Forum Moderators: DixonJones
I have a problem with traffic on my site. I have 15Gb/month traffic quota and it is ok for my site, but some people using software for off-line browsing like "teleport", webZIP, WebSiteExtractor and more. This programs authenticates as regular browsers, so i can't detect them using $HTTP_USER_AGENT.
I also don't want to make password-protected areas or captchas, because i want to allow google to crawl my pages (my site is 700 Mb of texts).
I wrote this code to prevent leeching but not shure if this will help.
(some error check omitted)
PHP Code:
$sql = "insert into visitors (`ip`,`count`) values ('".$_SERVER['REMOTE_ADDR']."',0);";
$res = mysql_query($sql) ;
$sql = "update visitors set count=count+1 where ip='".$_SERVER['REMOTE_ADDR']."';";
$res = mysql_query($sql) ;
$sql = "select * from visitors where ip='".$_SERVER['REMOTE_ADDR']."';";
$res = mysql_query($sql) ;
$item=mysql_fetch_array($res);
if($item['count'] > 500 )
die;
I put this code at the beginning of header include file so it runs on every page and the counter zeroed every day.
My questions are:
Is this approach right? I'm not shure about using
PHP Code:
$_SERVER['REMOTE_ADDR'] and die() function at the end.
Maybe i can detect leechers using time interval between page requests? If yes how i make shure that it is leecher but not google spider?

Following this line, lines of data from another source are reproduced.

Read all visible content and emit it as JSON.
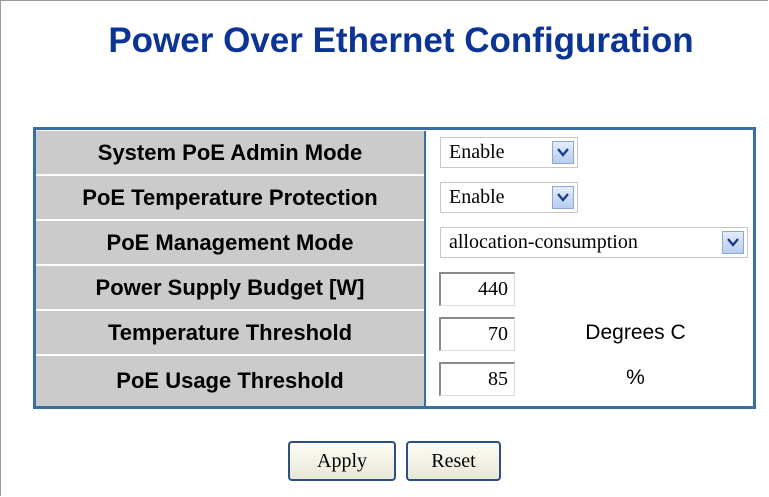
{
  "page": {
    "title": "Power Over Ethernet Configuration"
  },
  "form": {
    "rows": [
      {
        "label": "System PoE Admin Mode",
        "type": "select",
        "value": "Enable"
      },
      {
        "label": "PoE Temperature Protection",
        "type": "select",
        "value": "Enable"
      },
      {
        "label": "PoE Management Mode",
        "type": "select",
        "value": "allocation-consumption"
      },
      {
        "label": "Power Supply Budget [W]",
        "type": "input",
        "value": "440",
        "unit": ""
      },
      {
        "label": "Temperature Threshold",
        "type": "input",
        "value": "70",
        "unit": "Degrees C"
      },
      {
        "label": "PoE Usage Threshold",
        "type": "input",
        "value": "85",
        "unit": "%"
      }
    ]
  },
  "buttons": {
    "apply_label": "Apply",
    "reset_label": "Reset"
  },
  "colors": {
    "title": "#0b3494",
    "label_background": "#cbcbcb",
    "table_border": "#3a6ea5"
  },
  "icons": {
    "dropdown": "chevron-down-icon"
  }
}
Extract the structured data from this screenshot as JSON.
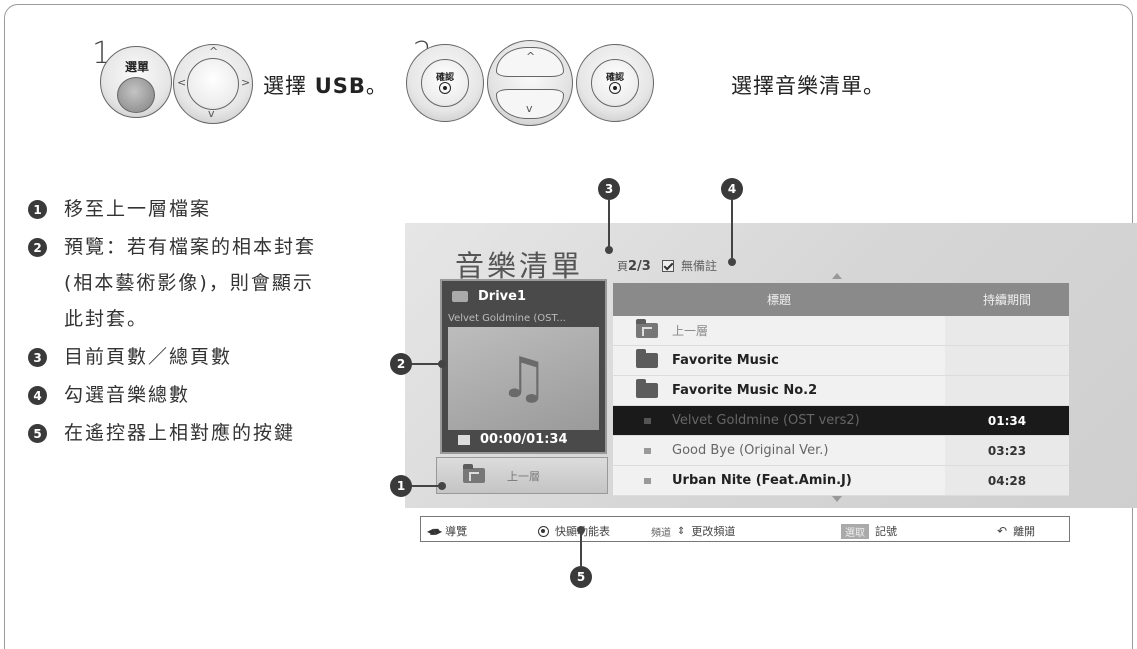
{
  "step1": {
    "number": "1",
    "button_label": "選單",
    "instruction_prefix": "選擇 ",
    "instruction_bold": "USB",
    "instruction_suffix": "。"
  },
  "step2": {
    "number": "2",
    "ok_label": "確認",
    "instruction": "選擇音樂清單。"
  },
  "legend": [
    {
      "num": "1",
      "text": "移至上一層檔案"
    },
    {
      "num": "2",
      "text": "預覽：若有檔案的相本封套"
    },
    {
      "num": "",
      "text": "(相本藝術影像)，則會顯示"
    },
    {
      "num": "",
      "text": "此封套。"
    },
    {
      "num": "3",
      "text": "目前頁數／總頁數"
    },
    {
      "num": "4",
      "text": "勾選音樂總數"
    },
    {
      "num": "5",
      "text": "在遙控器上相對應的按鍵"
    }
  ],
  "callouts": [
    "1",
    "2",
    "3",
    "4",
    "5"
  ],
  "screen": {
    "title": "音樂清單",
    "page_prefix": "頁",
    "page_value": "2/3",
    "mark_label": "無備註",
    "preview": {
      "drive": "Drive1",
      "subtitle": "Velvet Goldmine (OST...",
      "time": "00:00/01:34"
    },
    "up_button": "上一層",
    "columns": {
      "title": "標題",
      "duration": "持續期間"
    },
    "rows": [
      {
        "type": "up",
        "name": "上一層",
        "duration": ""
      },
      {
        "type": "folder",
        "name": "Favorite Music",
        "duration": ""
      },
      {
        "type": "folder",
        "name": "Favorite Music No.2",
        "duration": ""
      },
      {
        "type": "track",
        "name": "Velvet Goldmine (OST vers2)",
        "duration": "01:34",
        "selected": true
      },
      {
        "type": "track",
        "name": "Good Bye (Original Ver.)",
        "duration": "03:23"
      },
      {
        "type": "track",
        "name": "Urban Nite (Feat.Amin.J)",
        "duration": "04:28"
      }
    ]
  },
  "help_bar": {
    "navigate": "導覽",
    "quick_menu": "快顯功能表",
    "channel_key": "頻道",
    "change_channel": "更改頻道",
    "mark_key": "選取",
    "mark": "記號",
    "exit": "離開"
  }
}
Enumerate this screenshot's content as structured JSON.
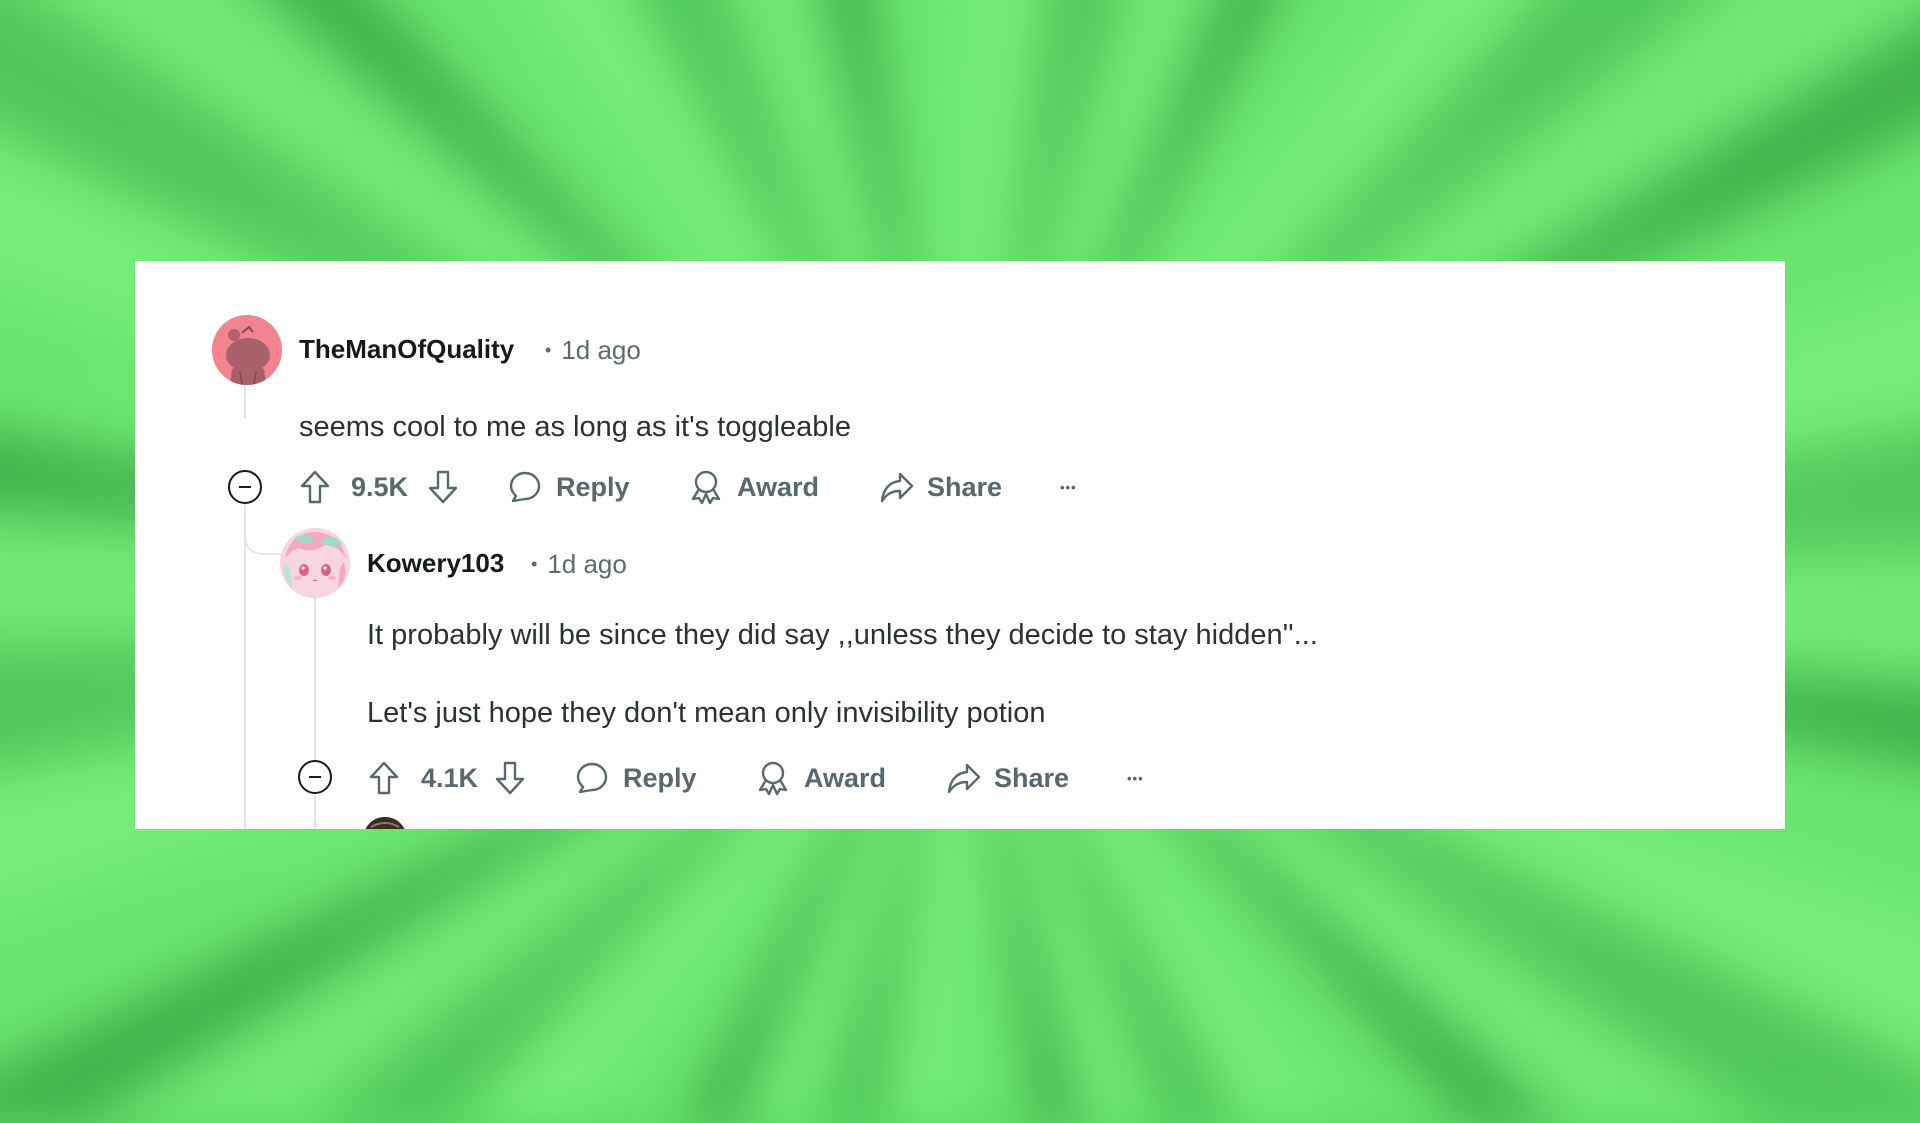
{
  "comments": [
    {
      "username": "TheManOfQuality",
      "separator": "•",
      "timestamp": "1d ago",
      "avatar_icon": "snoo-avatar-icon",
      "avatar_color": "#f2848f",
      "body": [
        "seems cool to me as long as it's toggleable"
      ],
      "score": "9.5K",
      "actions": {
        "reply": "Reply",
        "award": "Award",
        "share": "Share",
        "more": "•••"
      }
    },
    {
      "username": "Kowery103",
      "separator": "•",
      "timestamp": "1d ago",
      "avatar_icon": "anime-character-avatar-icon",
      "body": [
        "It probably will be since they did say ,,unless they decide to stay hidden''...",
        "Let's just hope they don't mean only invisibility potion"
      ],
      "score": "4.1K",
      "actions": {
        "reply": "Reply",
        "award": "Award",
        "share": "Share",
        "more": "•••"
      }
    }
  ],
  "colors": {
    "text_primary": "#141a1d",
    "text_body": "#2a3236",
    "text_meta": "#5c6c74",
    "action_gray": "#576870",
    "thread_line": "#e3e6e8",
    "background_green": "#5cd866"
  }
}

p.s.: i allready tried to catch leechers using "nofollow" and invisible links and ban their ips, but this doesn't work.
Thank you for any suggestions.
Sergey.
[gumer.info...]
Your problem is one of individual readers accessing too many pages in a day. Whether they are using an automatic system, or browsing manually is beside the point.
By limiting the number of pages requested, you may find you offend genuine readers. Perhaps you might consider increasing your monthly transfer allowance?
Matt
If you absolutely positively must penalize an IP address, then resetting once per day is certainly a good idea -- but could still, at least theoretically, end up banning quite a few normal humans each day (if you happen to hit an IP address that a major ISP is shuffling around to different visitors pretty frequently). I would rather penalize an IP address for a shorter period, like 10 minutes.
Assuming the bots are not hyper-intelligent, you might consider the problem as a) detect the bot and b) serve the bot fake pages that have no out-going links. The point of the latter, of course, is to give the bot no reason to think that they should just keep trying harder to connect to your website. Instead, make them think that they're done, that there are no more pages to fetch.
To avoid smacking Google, MSN, Yahoo!, etc., you pretty much have to white-list the known IP addresses they use (since you are already dealing with bots that are lying about themselves, so there's nothing to keep them from claiming to be GoogleBot).
You can also try the following bot-detecting approach.
a) add an entry to robots.txt that tells all bots to not fetch "/fredflintstone.html" (or whatever)
b) add a hidden link from all pages (or maybe just the home page will do) to "/fredflintstone.html" -- e.g., a hot-linked 1-pixel white spot would qualify as "hidden" in this context.
c) when an IP address does a fetch of "/fredflintstone.html", add it to your badbot list and, for the next ten minutes (or whatever), serve it only "/nolink.html", instead of whatever page it asks for, where that file looks like "<html><head></head><body></body></html>".
I would explicitly set the cache expiration header to an already expired date when transmitting the faked-up files. You don't want some giganto-caching server (like AOL) caching the fake HTML files and then serving them up to any "real" users who request them shortly thereafter.